According to the National Library of Medicine, only 5% to 10% of ALS cases are inherited, while the majority are sporadic with no identifiable family pattern. The Alzheimer’s Association estimates that 50,000 to 60,000 Americans have FTD and primary progressive aphasia (PPA), a condition characterized by the loss of speech and language comprehension.
In 2014, I participated in the ice bucket challenge to raise funds for ALS research, dedicating it to my late grandmother. After that, ALS was no longer at the forefront of my mind until I interviewed Nancy Frates, the mother of a son with ALS, for an article in 2019. Frates is credited with starting the ice bucket challenge, which raised millions of dollars for ALS research. Her son lived with the disease for 8 years before passing away at the age of 34.

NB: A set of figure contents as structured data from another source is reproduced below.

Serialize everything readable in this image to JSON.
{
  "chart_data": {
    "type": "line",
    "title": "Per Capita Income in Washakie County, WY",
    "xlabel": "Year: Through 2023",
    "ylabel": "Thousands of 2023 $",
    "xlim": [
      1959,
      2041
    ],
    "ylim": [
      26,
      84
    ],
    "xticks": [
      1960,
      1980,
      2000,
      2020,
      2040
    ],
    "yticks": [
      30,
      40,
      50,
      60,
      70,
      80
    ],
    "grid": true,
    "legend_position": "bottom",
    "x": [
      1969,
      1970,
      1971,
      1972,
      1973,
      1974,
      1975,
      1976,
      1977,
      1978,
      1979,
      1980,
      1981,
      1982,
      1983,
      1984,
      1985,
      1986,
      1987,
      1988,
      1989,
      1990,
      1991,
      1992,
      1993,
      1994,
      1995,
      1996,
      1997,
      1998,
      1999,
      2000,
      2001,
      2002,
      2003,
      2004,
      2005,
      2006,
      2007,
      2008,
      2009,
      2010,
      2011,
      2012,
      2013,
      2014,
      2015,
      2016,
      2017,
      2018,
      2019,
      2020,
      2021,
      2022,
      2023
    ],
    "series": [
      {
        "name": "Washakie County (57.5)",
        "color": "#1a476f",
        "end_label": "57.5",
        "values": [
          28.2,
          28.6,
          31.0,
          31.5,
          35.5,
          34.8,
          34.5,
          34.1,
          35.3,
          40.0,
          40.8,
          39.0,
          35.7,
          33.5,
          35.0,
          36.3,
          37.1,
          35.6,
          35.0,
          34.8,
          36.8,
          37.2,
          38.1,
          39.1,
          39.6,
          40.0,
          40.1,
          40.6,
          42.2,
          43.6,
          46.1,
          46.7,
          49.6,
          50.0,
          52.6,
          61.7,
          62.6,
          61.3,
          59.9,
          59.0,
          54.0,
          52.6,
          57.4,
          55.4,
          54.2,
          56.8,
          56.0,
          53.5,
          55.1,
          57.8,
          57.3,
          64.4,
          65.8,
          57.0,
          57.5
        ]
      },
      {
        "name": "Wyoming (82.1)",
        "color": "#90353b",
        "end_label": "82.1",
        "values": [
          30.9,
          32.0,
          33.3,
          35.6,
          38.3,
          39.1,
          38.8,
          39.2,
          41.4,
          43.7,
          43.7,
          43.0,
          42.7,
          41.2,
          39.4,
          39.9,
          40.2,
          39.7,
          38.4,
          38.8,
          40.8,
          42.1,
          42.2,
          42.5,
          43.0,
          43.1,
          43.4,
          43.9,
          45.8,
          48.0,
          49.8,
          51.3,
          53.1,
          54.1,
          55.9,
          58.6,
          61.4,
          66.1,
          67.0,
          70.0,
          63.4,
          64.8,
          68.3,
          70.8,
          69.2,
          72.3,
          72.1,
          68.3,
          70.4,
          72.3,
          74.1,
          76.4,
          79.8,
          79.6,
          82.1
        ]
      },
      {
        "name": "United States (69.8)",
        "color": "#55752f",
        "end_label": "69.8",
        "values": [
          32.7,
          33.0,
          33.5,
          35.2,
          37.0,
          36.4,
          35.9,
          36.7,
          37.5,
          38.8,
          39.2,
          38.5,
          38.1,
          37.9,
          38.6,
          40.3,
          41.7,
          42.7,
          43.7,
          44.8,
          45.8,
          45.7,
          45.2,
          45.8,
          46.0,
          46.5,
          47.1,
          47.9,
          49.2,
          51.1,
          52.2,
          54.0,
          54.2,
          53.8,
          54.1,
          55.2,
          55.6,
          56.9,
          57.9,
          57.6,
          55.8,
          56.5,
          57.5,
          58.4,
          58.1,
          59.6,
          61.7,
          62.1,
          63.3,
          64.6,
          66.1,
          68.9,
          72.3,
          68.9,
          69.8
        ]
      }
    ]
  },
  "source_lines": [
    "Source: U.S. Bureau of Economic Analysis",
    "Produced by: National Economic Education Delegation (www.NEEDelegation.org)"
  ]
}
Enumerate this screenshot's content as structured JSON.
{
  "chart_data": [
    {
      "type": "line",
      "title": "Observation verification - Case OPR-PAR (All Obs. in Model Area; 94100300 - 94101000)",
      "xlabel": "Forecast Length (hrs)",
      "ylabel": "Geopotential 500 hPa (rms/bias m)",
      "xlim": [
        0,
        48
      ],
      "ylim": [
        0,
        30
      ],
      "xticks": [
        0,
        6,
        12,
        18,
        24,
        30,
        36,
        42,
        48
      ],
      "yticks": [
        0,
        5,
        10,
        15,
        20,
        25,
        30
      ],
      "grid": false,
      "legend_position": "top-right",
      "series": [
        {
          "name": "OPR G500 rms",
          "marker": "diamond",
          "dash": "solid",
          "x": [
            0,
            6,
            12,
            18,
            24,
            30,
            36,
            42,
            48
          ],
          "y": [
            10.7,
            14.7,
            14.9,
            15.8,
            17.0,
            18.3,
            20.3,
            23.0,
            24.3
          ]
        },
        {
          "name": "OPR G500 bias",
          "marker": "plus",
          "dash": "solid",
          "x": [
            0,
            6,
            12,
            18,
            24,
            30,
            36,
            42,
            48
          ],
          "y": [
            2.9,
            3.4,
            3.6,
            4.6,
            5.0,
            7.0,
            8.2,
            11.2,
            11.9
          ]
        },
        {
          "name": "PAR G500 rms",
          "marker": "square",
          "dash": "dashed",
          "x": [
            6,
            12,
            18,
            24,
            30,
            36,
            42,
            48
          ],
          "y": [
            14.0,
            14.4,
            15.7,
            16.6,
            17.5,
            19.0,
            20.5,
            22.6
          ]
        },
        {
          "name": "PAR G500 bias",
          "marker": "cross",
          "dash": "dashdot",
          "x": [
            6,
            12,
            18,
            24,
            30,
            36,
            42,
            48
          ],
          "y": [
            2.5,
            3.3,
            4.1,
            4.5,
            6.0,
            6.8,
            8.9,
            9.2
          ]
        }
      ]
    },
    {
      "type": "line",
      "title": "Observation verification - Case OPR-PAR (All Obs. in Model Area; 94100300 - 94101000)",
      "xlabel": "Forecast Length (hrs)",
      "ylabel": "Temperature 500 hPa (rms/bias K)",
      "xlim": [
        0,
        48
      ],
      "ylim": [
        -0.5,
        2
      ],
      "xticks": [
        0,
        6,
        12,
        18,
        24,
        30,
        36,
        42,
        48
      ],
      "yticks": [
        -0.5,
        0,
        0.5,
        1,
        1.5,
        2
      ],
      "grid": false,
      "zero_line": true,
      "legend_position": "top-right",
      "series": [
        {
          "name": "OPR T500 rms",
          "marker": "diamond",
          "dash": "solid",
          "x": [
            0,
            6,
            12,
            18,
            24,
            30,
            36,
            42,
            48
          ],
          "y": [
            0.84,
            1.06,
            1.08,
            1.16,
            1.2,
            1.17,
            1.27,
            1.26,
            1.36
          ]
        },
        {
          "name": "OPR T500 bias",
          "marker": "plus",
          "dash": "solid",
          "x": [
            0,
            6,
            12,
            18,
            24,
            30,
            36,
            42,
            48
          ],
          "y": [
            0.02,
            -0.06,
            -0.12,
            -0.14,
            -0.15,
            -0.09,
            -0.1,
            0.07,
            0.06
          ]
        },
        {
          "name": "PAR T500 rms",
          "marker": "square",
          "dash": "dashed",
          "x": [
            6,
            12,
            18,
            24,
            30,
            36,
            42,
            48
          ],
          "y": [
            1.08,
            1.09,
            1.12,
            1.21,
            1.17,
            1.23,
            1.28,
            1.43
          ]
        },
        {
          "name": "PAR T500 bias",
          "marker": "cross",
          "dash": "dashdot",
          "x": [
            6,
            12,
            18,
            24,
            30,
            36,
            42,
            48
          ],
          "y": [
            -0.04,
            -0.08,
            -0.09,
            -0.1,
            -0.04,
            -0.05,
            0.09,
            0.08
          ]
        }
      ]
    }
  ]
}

Driven by my background as a medical writer, I decided to be the first in my immediate family to undergo genetic testing. However, my older brother and a cousin warned me about the potential consequences of negative genetic findings, as they could impact my ability to secure life or health insurance in the future. Despite their concerns, they wished me luck and wanted to be kept updated on the results, as it would inform their own risk assessment.
I applied to participate in the ALLFTD Study, as being part of a clinical trial offered greater confidentiality and reassurance. After filling out the necessary forms online, I eventually received notice of my acceptance into the trial. This marked the beginning of a more tangible journey.
During an in-person study appointment at a hospital in Boston, I underwent a series of evaluations and tests. These included a brain MRI, which was the logical starting point to ensure I had a brain, followed by neurologic and cognitive tests. The day was both exciting and nerve-wracking, but I was guided by the study technicians and provided with a sense of comfort throughout the process.
Following the MRI, I was handed a voucher for lunch and dined in the hospital cafeteria, where I inadvertently found myself lost and in the way of the regular staff. Afterward, I underwent a series of neurologic and cognitive tests in a small, windowless room, feeling as though I was being interrogated. I then had a virtual meeting with a study neurologist to further discuss my family history and the implications of ALS and FTD.
By the end of the day, I felt mentally and physically exhausted. Yet, I remained hopeful that participating in this trial would ultimately lead to a better understanding of my own risk and contribute to ongoing research efforts.